第71話

 お店の外観とお勧めメニューの写真や、店主へのインタビューなどが、三人一組となった取材班からぞくぞくと提出され、放課後にはそれらを掲示する作業に追われた。


「あ、このお店知らない」


 他の班の作業を覗き込んで声をあげる子も多くいる。狭い聖南市と言っても意外と知らない店も多い。


 友子たちの班が取材して来た中にラーメン屋もあった。


「やっぱりここの『イナズマスパークラーメン』は紹介しておかないと」


 死にそうなくらい辛かったという友子の顔に、あれ以来行ってないと私は順ちゃんを思い浮かべていた。もう二年も経つのか。

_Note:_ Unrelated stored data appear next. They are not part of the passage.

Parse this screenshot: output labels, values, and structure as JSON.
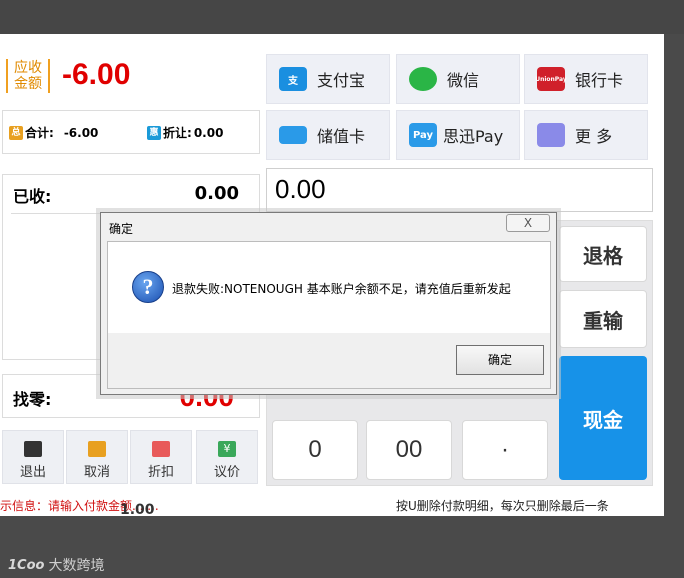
{
  "amount": {
    "label": "应收金额",
    "value": "-6.00"
  },
  "summary": {
    "total_badge": "总",
    "total_label": "合计:",
    "total_value": "-6.00",
    "discount_badge": "惠",
    "discount_label": "折让:",
    "discount_value": "0.00"
  },
  "received": {
    "label": "已收:",
    "value": "0.00"
  },
  "change": {
    "label": "找零:",
    "value": "0.00"
  },
  "actions": [
    {
      "label": "退出",
      "icon": "exit-icon",
      "color": "#333333"
    },
    {
      "label": "取消",
      "icon": "cancel-icon",
      "color": "#e8a020"
    },
    {
      "label": "折扣",
      "icon": "tag-icon",
      "color": "#e85a5a"
    },
    {
      "label": "议价",
      "icon": "yen-icon",
      "color": "#3aa85a"
    }
  ],
  "payments": [
    {
      "label": "支付宝",
      "icon": "alipay-icon",
      "color": "#1a8fe0",
      "icon_text": "支"
    },
    {
      "label": "微信",
      "icon": "wechat-icon",
      "color": "#2ab546",
      "icon_text": ""
    },
    {
      "label": "银行卡",
      "icon": "unionpay-icon",
      "color": "#d0202a",
      "icon_text": "UnionPay"
    },
    {
      "label": "储值卡",
      "icon": "stored-card-icon",
      "color": "#2a9ae8",
      "icon_text": ""
    },
    {
      "label": "思迅Pay",
      "icon": "pay-icon",
      "color": "#2a9ae8",
      "icon_text": "Pay"
    },
    {
      "label": "更 多",
      "icon": "more-icon",
      "color": "#8a8ae8",
      "icon_text": ""
    }
  ],
  "input": {
    "value": "0.00"
  },
  "keys": {
    "k0": "0",
    "k00": "00",
    "kdot": "·",
    "backspace": "退格",
    "reenter": "重输",
    "cash": "现金"
  },
  "status": {
    "left": "示信息：请输入付款金额... ...",
    "right": "按U删除付款明细，每次只删除最后一条"
  },
  "under_text": "1.00",
  "watermark": {
    "mark": "1Coo",
    "text": "大数跨境"
  },
  "dialog": {
    "title": "确定",
    "close": "X",
    "message": "退款失败:NOTENOUGH 基本账户余额不足，请充值后重新发起",
    "ok_label": "确定"
  }
}
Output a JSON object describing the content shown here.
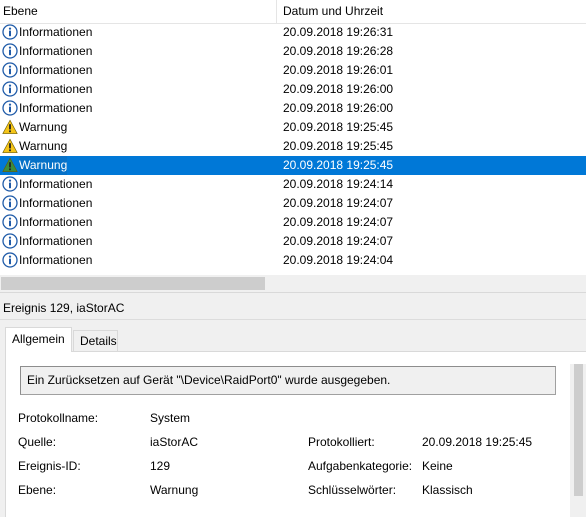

 学園祭が一週間後に迫った時のこと、なかなかわからなかったB組の出し物が判明したと美幸が教室に駆け込んできた。まるでそれはスクープを手にした記者のようだ。


「下着事情?」


 ようやくわかったというより、その内容に誰もが驚き興味を示した。


「そう!もう一週間前だから話してもいいかって。それで今時の女子高生の下着を紹介するってことらしいよ」


 ウワ~ッ!とどこからともなく声が上がる。


「B組も大胆なこと思いついたわね」


 つい私はB組の方向に目をやった。


「でもいくら写真だからって、自分の下着を張り出されるなんて恥ずかしいよね」


 誰かが呟いた途端、美幸は慌てて手を振った。


「違うのよ。私も最初そうだと思ったんだけど、訊いたら掲示するのはすべて本物らしいよ」


「本物!?」

 

 驚きの声が揃ってから「恥ずかしい」という声も続く。


「まさか使ってるやつとかじゃないんでしょ?」


「それも気になって訊いたのよ。そうしたらだいたいはこれから着けようっていうおニューのやつらしいんだけど、数が足りなかったら使ってるのも出すって言ってたわよ」


「もしかして、その日穿いてきたものまで貼り出しちゃうんじゃないでしょうね?」


 イヤ~ッ!と教室内に声が響いた。


「だけど、よくそんなのにOKが出たわね」


 どうみても却下されるだろうと私は美幸に訊ねてみた。


「でしょ!だから同じこと訊いたのよ。そうしたらやっぱりダメって担任に言われたみたいで、ほらあの数学の油男」


「あ~、下着チラ見する奴ね」


「そうそう。それでダメだっていうなら下着見てたこと校長にチクるって誰かが言ったみたいで―――」



 勇気があるというのか、ある意味これは脅迫とも言えるが、それだけにB組には是非とも見学に行かなければならないと思った。きっとスケベ男子も集まるだろう。



 学園祭を翌日に控えた土曜日は、授業を中止して朝から準備に取り掛かった。教室を四対六に仕切って、広い方が展示用で、残りがカフェのスペース。レンタルショップで用意してもらった機材なども皆で力を合わせて運ぶ。


 大変そうだったのはA組だ。焼きそば、かき氷、射的に金魚と運び込むものは多い。さすがに金魚はオモチャだと話していた。印刷した学園祭の案内状も方々に配った。雪子叔母さんにも頼んで、お店に一枚貼ってもらってある。


「そんなわけで今週は土日って休みになっちゃいますけど」


 夕方まで掛かった準備でくたくたになった私は、一応挨拶だけはと帰りに『花梨』に立ち寄った。


「いいのよそんなこと。でも時間でもあったら覗きに行ってみたいわね。もっともこんなオバサンが行ったら場違いもいいところだろうけど」



 定休日の月曜ならともかく、日曜閉めてまで来る価値はないと私は手を振った。